Pointer to CuArray as a parameter for DifferentialEquations right-hand-side function

Thank you for the suggestion. It seems KernelAbstractions allow me to do what I want:

import CUDA
using KernelAbstractions

CUDA.allowscalar(false)


@kernel function func(u, p)
  f, = p
  I = @index(Global)
  u[I] = f[I]
end


N = 2048
f = ones(Float32, N)

u_gpu = CUDA.zeros(N)
f_gpu = CUDA.CuArray(f)
p = (f_gpu, )

kernel = func(CUDADevice(), 32)

# launch kernel with original f ------------------------------------------------
event = kernel(u_gpu, p; ndrange=size(u_gpu))
wait(event)

u = CUDA.collect(u_gpu)
@show isequal(u, f)   # -> isequal(u, f) = true

# change f outside of kernel and launch the kernel once more -------------------
@. f_gpu = 2 * f_gpu
ev = Event(CUDADevice())   # needed for synchronization
event = kernel(u_gpu, p; ndrange=size(u_gpu), dependencies=ev)
wait(event)

u = CUDA.collect(u_gpu)
@show isequal(u, 2 .* f)   # -> isequal(u, 2 .* f) = true

As far as I understand, somewhere under the hood KernelAbstractions convert f into CuDeviceArray.
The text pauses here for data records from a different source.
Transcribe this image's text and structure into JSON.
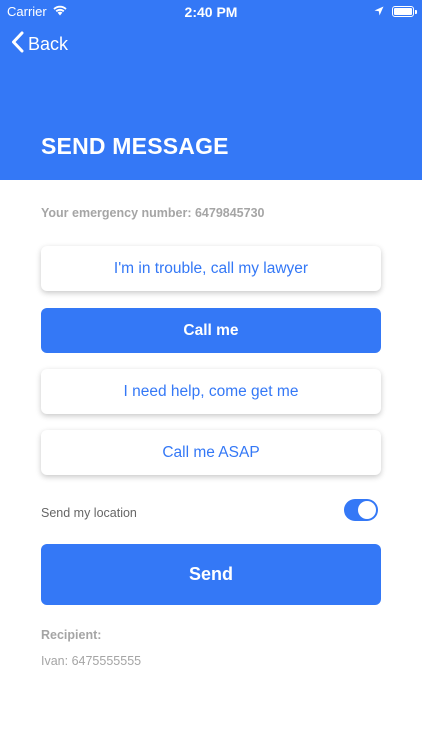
{
  "status_bar": {
    "carrier": "Carrier",
    "time": "2:40 PM"
  },
  "nav": {
    "back_label": "Back",
    "title": "SEND MESSAGE"
  },
  "emergency_number_text": "Your emergency number: 6479845730",
  "message_options": [
    {
      "label": "I'm in trouble, call my lawyer",
      "selected": false
    },
    {
      "label": "Call me",
      "selected": true
    },
    {
      "label": "I need help, come get me",
      "selected": false
    },
    {
      "label": "Call me ASAP",
      "selected": false
    }
  ],
  "location": {
    "label": "Send my location",
    "enabled": true
  },
  "send_button_label": "Send",
  "recipient": {
    "heading": "Recipient:",
    "value": "Ivan: 6475555555"
  },
  "colors": {
    "accent": "#3478f6",
    "muted_text": "#a5a5a5"
  }
}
I want to understand how I can do it by myself. If someone can help me with that, e.g. give a link to a proper line in sources I would be very appreciated (of cause, I will try to find it by myself, though I failed after a brief look). A direct conversion, f_cda = CUDA.CuDeviceArray(f_gpu.dims, CUDA.DevicePtr(pointer(f_gpu))), does not work — I obtain the ReadOnlyMemoryError() when I try to access f_cda.

Also I have a questions about the choice of the number of cuda threads for KernelAbstractions (equal to 32 in the above code). For example, in DiffEqGPU.jl the amount of cuda threads is hard coded and equal to 256 (https://github.com/SciML/DiffEqGPU.jl/blob/7c4398df1d069dea17c8292ae067329670a6e4fc/src/DiffEqGPU.jl#L40). Can I choose it more wisely, e.g. like in CUDA.jl where I can use get_config function (see The most general way to estimate the optimal arguments for @cuda macro)?